The time North Korea was just beyond the treeline.
Going to the DMZ from the South Korean side is an experience full of mixed emotions. On one hand, it's the closest you can get, as a regular civilian, to the elusive North without going for the full tour experience, and a piece of unprecedented, living history. On the other hand, it's certainly a strange experience to know that you are paying very much for a sanitised, nicely packaged tourist experience that does not really benefit the people on the other side or increase much understanding of the appalling regime controlling it. North Korea, in essence, remains a distant landscape, on the other end of your observatory binoculars. Needless to say, the typical tourist photos were a bit of a weird thing to do (but we did it anyway).
We went on the DMZ Tour run by the USO. It's really one of the only ways you'll be allowed into the DMZ zone as a tourist and a fairly reasonable price for a half day trip out.

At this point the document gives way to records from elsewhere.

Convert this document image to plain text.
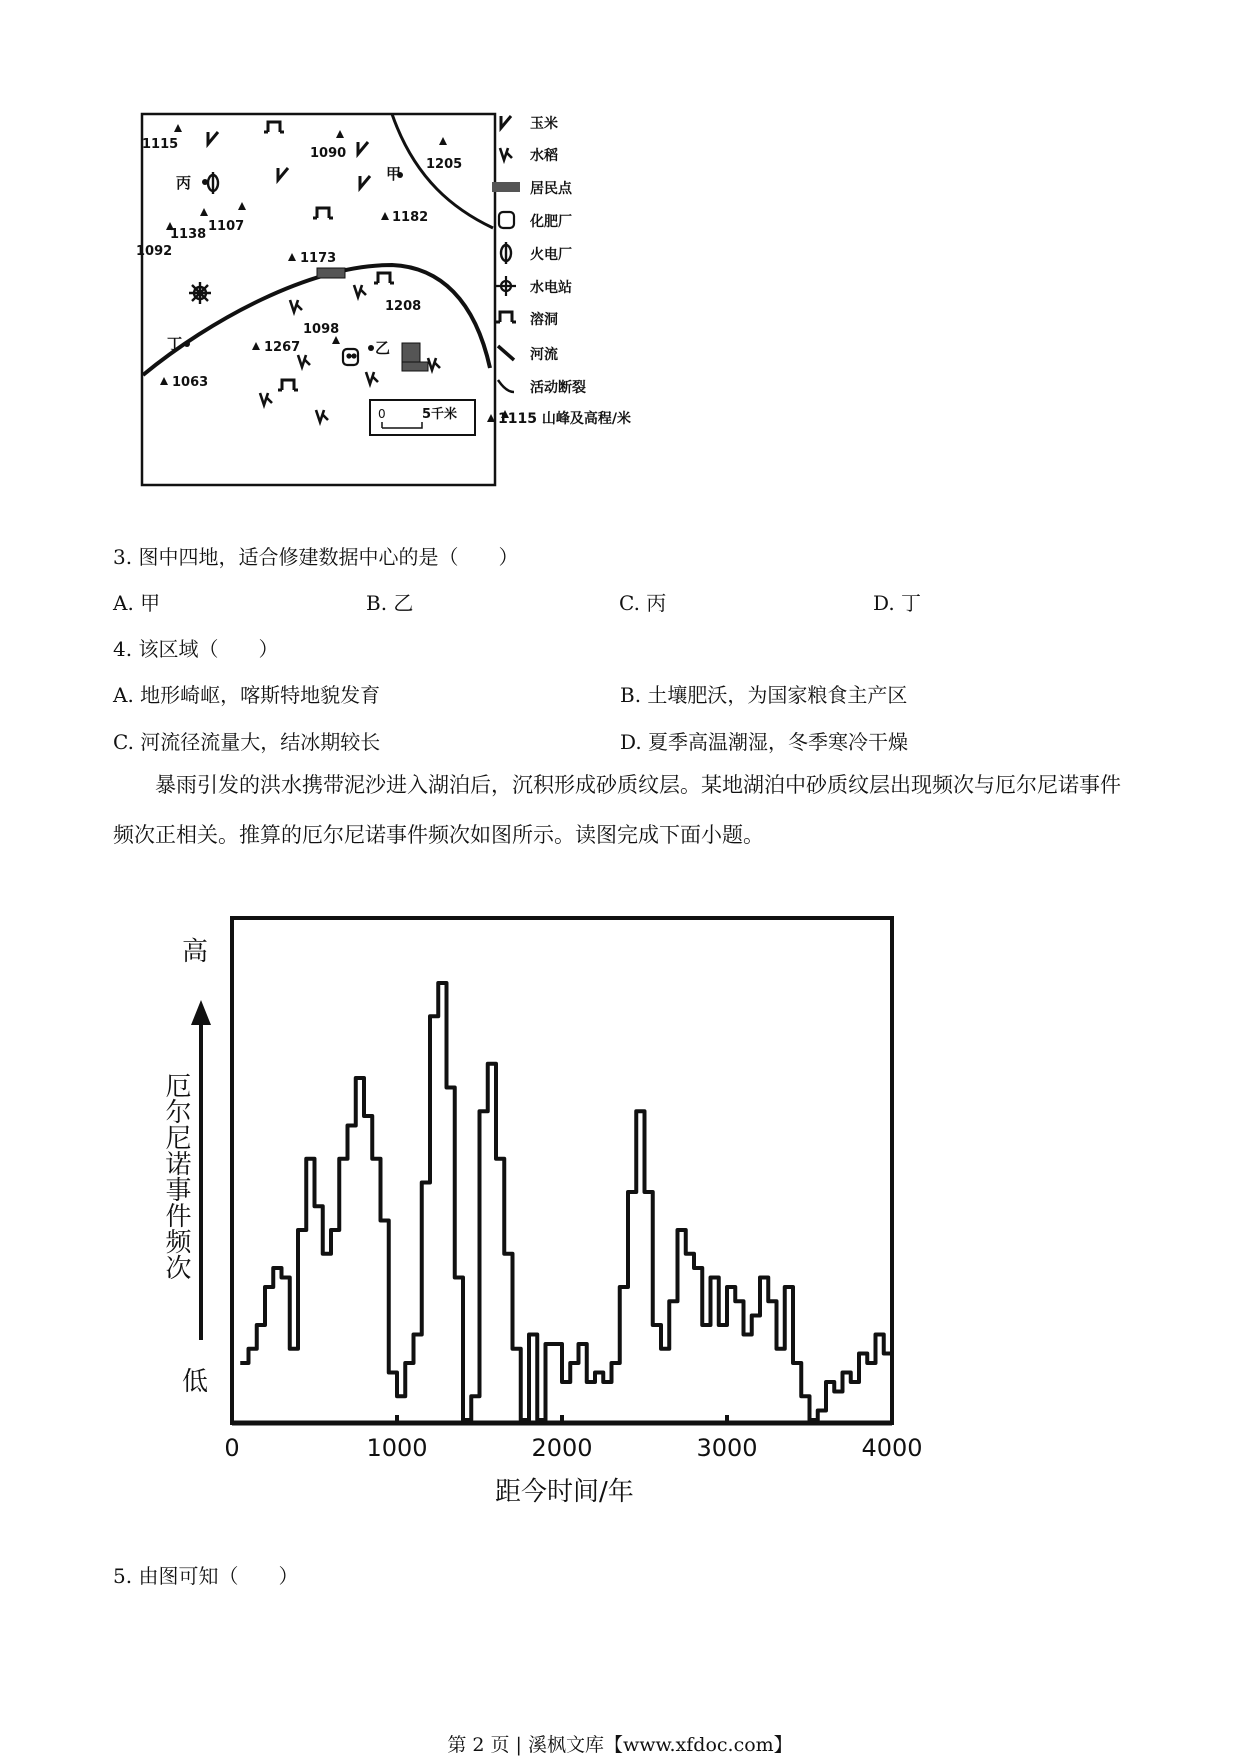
1115
1090
1205
1138
1107
1092
1182
1173
1208
1098
1267
1063
甲
乙
丙
丁
0	5千米
玉米
水稻
居民点
化肥厂
火电厂
水电站
溶洞
河流
活动断裂
1115 山峰及高程/米
3. 图中四地，适合修建数据中心的是（　　）
A. 甲	B. 乙	C. 丙	D. 丁
4. 该区域（　　）
A. 地形崎岖，喀斯特地貌发育	B. 土壤肥沃，为国家粮食主产区
C. 河流径流量大，结冰期较长	D. 夏季高温潮湿，冬季寒冷干燥
暴雨引发的洪水携带泥沙进入湖泊后，沉积形成砂质纹层。某地湖泊中砂质纹层出现频次与厄尔尼诺事件频次正相关。推算的厄尔尼诺事件频次如图所示。读图完成下面小题。
0	1000	2000	3000	4000
高
低
厄尔尼诺事件频次
距今时间/年
5. 由图可知（　　）
第 2 页 | 溪枫文库【www.xfdoc.com】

Funnily enough, the bulk of drama happened on our way to the meeting spot to get on the coach, mostly due to the poor decision we made to actually get breakfast from a small bakery on our way to Hongik University Station at 7AM. I think we lost a good 15min picking our bread and then being served by the slowest bakery owner ever, who legitimately took about 5 minutes to make coffee for the person in front of us, by which point we were seriously considering abandoning our bread and dashing. We probably should have. Halfway through the train journey, with a sinking feeling we were going to be late, we decided to take our chances by abandoning the subway plan and frantically hailing a taxi, at which point I was definitely freaking out and trying (badly) to communicate to our driver that this was really urgent because the tour fee is non-refundable on the day. To his credit, the ajusshi comprehended the panic on our faces and really floored it.

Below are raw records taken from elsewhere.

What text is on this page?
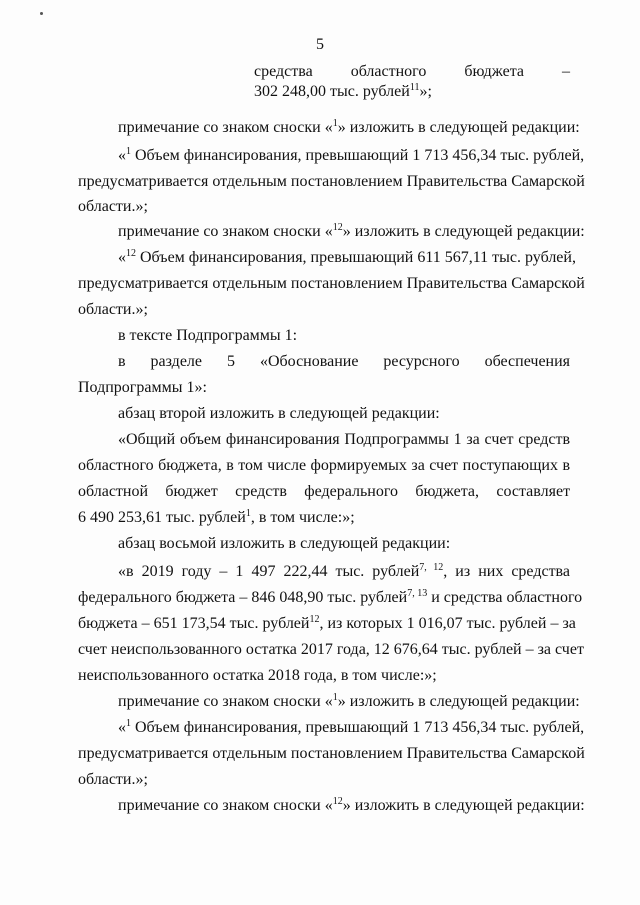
5
средства областного бюджета –
302 248,00 тыс. рублей$^{11}$»;
примечание со знаком сноски «$^1$» изложить в следующей редакции:
«$^1$ Объем финансирования, превышающий 1 713 456,34 тыс. рублей,
предусматривается отдельным постановлением Правительства Самарской
области.»;
примечание со знаком сноски «$^{12}$» изложить в следующей редакции:
«$^{12}$ Объем финансирования, превышающий 611 567,11 тыс. рублей,
предусматривается отдельным постановлением Правительства Самарской
области.»;
в тексте Подпрограммы 1:
в разделе 5 «Обоснование ресурсного обеспечения
Подпрограммы 1»:
абзац второй изложить в следующей редакции:
«Общий объем финансирования Подпрограммы 1 за счет средств
областного бюджета, в том числе формируемых за счет поступающих в
областной бюджет средств федерального бюджета, составляет
6 490 253,61 тыс. рублей$^1$, в том числе:»;
абзац восьмой изложить в следующей редакции:
«в 2019 году – 1 497 222,44 тыс. рублей$^{7, 12}$, из них средства
федерального бюджета – 846 048,90 тыс. рублей$^{7, 13}$ и средства областного
бюджета – 651 173,54 тыс. рублей$^{12}$, из которых 1 016,07 тыс. рублей – за
счет неиспользованного остатка 2017 года, 12 676,64 тыс. рублей – за счет
неиспользованного остатка 2018 года, в том числе:»;
примечание со знаком сноски «$^1$» изложить в следующей редакции:
«$^1$ Объем финансирования, превышающий 1 713 456,34 тыс. рублей,
предусматривается отдельным постановлением Правительства Самарской
области.»;
примечание со знаком сноски «$^{12}$» изложить в следующей редакции:
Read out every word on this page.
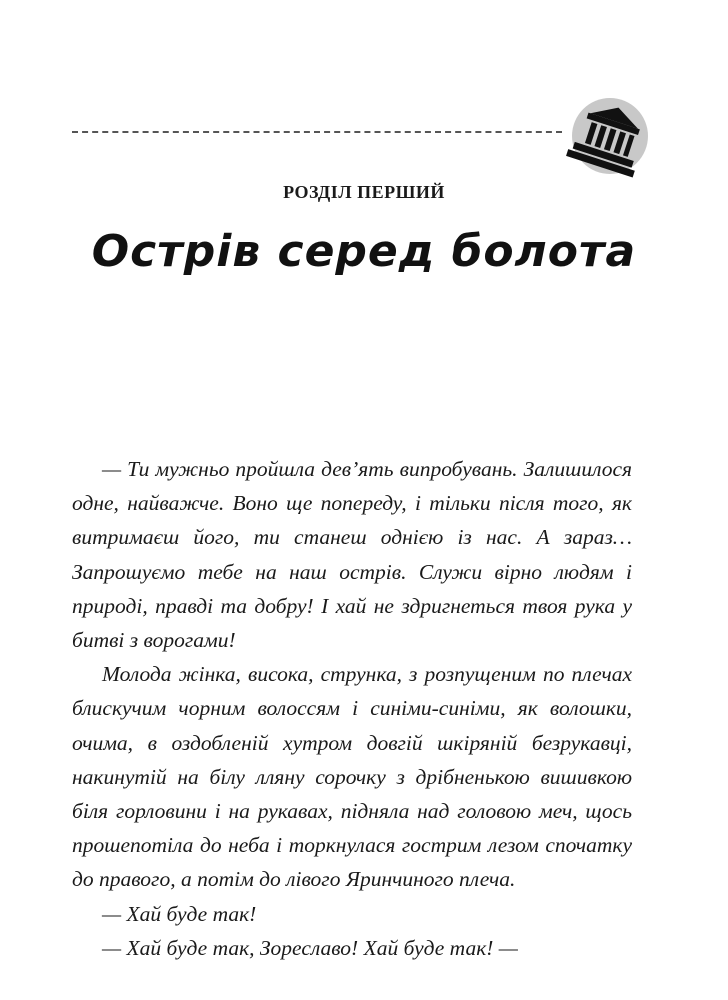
РОЗДІЛ ПЕРШИЙ
Острів серед болота

— Ти мужньо пройшла дев’ять випробувань. Залишилося одне, найважче. Воно ще попереду, і тільки після того, як витримаєш його, ти станеш однією із нас. А зараз… Запрошуємо тебе на наш острів. Служи вірно людям і природі, правді та добру! І хай не здригнеться твоя рука у битві з ворогами!

Молода жінка, висока, струнка, з розпущеним по плечах блискучим чорним волоссям і синіми-синіми, як волошки, очима, в оздобленій хутром довгій шкіряній безрукавці, накинутій на білу лляну сорочку з дрібненькою вишивкою біля горловини і на рукавах, підняла над головою меч, щось прошепотіла до неба і торкнулася гострим лезом спочатку до правого, а потім до лівого Яринчиного плеча.

— Хай буде так!

— Хай буде так, Зореславо! Хай буде так! —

We then got off the taxi and proceeded to run in the wrong direction towards the US Army base, which was a solid wall with barbed wire about a block long. We then got lost for another desperate 10 minutes (with the clock ticking down), before finally realising the meeting point was actually just across the (very wide road) where we had initially gotten off the taxi. A mad dash followed, which involved illegally vaulting over a bush and onto the main road, right in front of a bemused security guard at the US Army base.
So. Don't do that.
Briefly, things I learnt from visiting the DMZ on a comfortable, air-conditioned coach.

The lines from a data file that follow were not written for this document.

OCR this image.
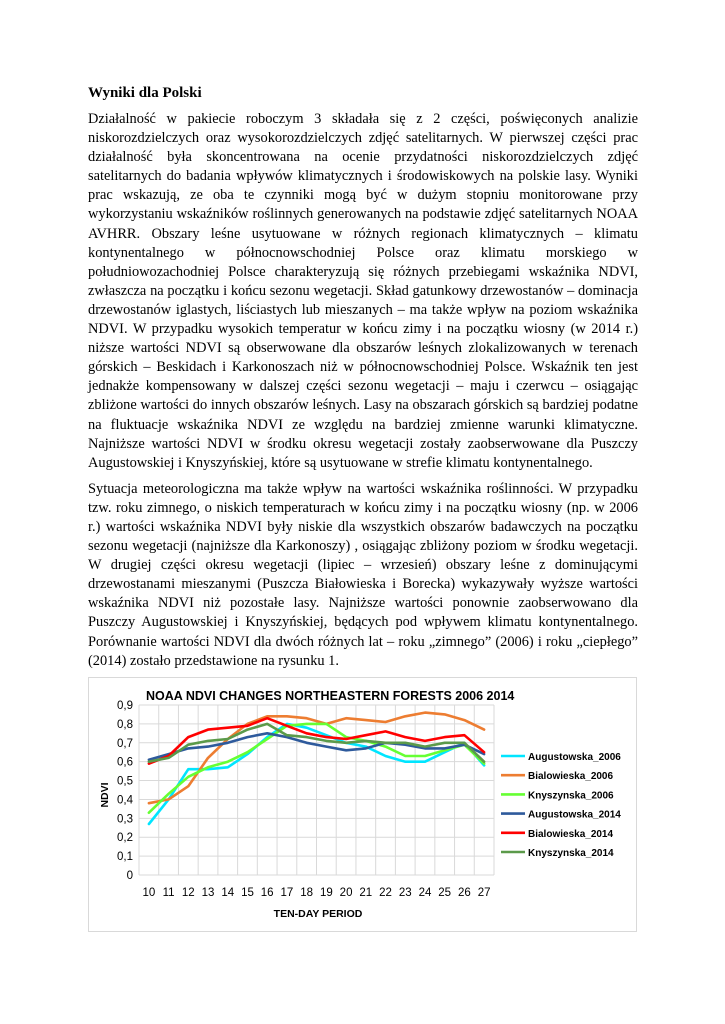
Wyniki dla Polski

Działalność w pakiecie roboczym 3 składała się z 2 części, poświęconych analizie niskorozdzielczych oraz wysokorozdzielczych zdjęć satelitarnych. W pierwszej części prac działalność była skoncentrowana na ocenie przydatności niskorozdzielczych zdjęć satelitarnych do badania wpływów klimatycznych i środowiskowych na polskie lasy. Wyniki prac wskazują, ze oba te czynniki mogą być w dużym stopniu monitorowane przy wykorzystaniu wskaźników roślinnych generowanych na podstawie zdjęć satelitarnych NOAA AVHRR. Obszary leśne usytuowane w różnych regionach klimatycznych – klimatu kontynentalnego w północnowschodniej Polsce oraz klimatu morskiego w południowozachodniej Polsce charakteryzują się różnych przebiegami wskaźnika NDVI, zwłaszcza na początku i końcu sezonu wegetacji. Skład gatunkowy drzewostanów – dominacja drzewostanów iglastych, liściastych lub mieszanych – ma także wpływ na poziom wskaźnika NDVI. W przypadku wysokich temperatur w końcu zimy i na początku wiosny (w 2014 r.) niższe wartości NDVI są obserwowane dla obszarów leśnych zlokalizowanych w terenach górskich – Beskidach i Karkonoszach niż w północnowschodniej Polsce. Wskaźnik ten jest jednakże kompensowany w dalszej części sezonu wegetacji – maju i czerwcu – osiągając zbliżone wartości do innych obszarów leśnych. Lasy na obszarach górskich są bardziej podatne na fluktuacje wskaźnika NDVI ze względu na bardziej zmienne warunki klimatyczne. Najniższe wartości NDVI w środku okresu wegetacji zostały zaobserwowane dla Puszczy Augustowskiej i Knyszyńskiej, które są usytuowane w strefie klimatu kontynentalnego.

Sytuacja meteorologiczna ma także wpływ na wartości wskaźnika roślinności. W przypadku tzw. roku zimnego, o niskich temperaturach w końcu zimy i na początku wiosny (np. w 2006 r.) wartości wskaźnika NDVI były niskie dla wszystkich obszarów badawczych na początku sezonu wegetacji (najniższe dla Karkonoszy) , osiągając zbliżony poziom w środku wegetacji. W drugiej części okresu wegetacji (lipiec – wrzesień) obszary leśne z dominującymi drzewostanami mieszanymi (Puszcza Białowieska i Borecka) wykazywały wyższe wartości wskaźnika NDVI niż pozostałe lasy. Najniższe wartości ponownie zaobserwowano dla Puszczy Augustowskiej i Knyszyńskiej, będących pod wpływem klimatu kontynentalnego. Porównanie wartości NDVI dla dwóch różnych lat – roku „zimnego” (2006) i roku „ciepłego” (2014) zostało przedstawione na rysunku 1.

NOAA NDVI CHANGES NORTHEASTERN FORESTS 2006 2014
TEN-DAY PERIOD
NDVI
0
0,1
0,2
0,3
0,4
0,5
0,6
0,7
0,8
0,9
10 11 12 13 14 15 16 17 18 19 20 21 22 23 24 25 26 27
Augustowska_2006
Bialowieska_2006
Knyszynska_2006
Augustowska_2014
Bialowieska_2014
Knyszynska_2014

Almost all the places we visited were eerily quiet and empty...except for the occasional soldier or two, and busloads of tourists, especially at the 3rd Infiltration Tunnel. We were surrounded by a disconcertingly large number of Chinese tour groups.
Dorasan Station, the last station before North Korea, was how South Korean workers at Kaesong Industrial Park (jointly operated by North and South Korea) commuted to work, but the station has not really been in operation since the escalation of tensions in recent years. At some point though, some of your 'Made in Korea' clothes may have been made by people from both 'Koreas'.
You will probably bump your head at least once when walking through the 3rd Infiltration Tunnel so wear the hard hat provided for you at all times. It's a jarring sight to walk through the dank tunnel and see rolls of razor wire and heavily fortified steel 'walls' at the end - and not merely for display.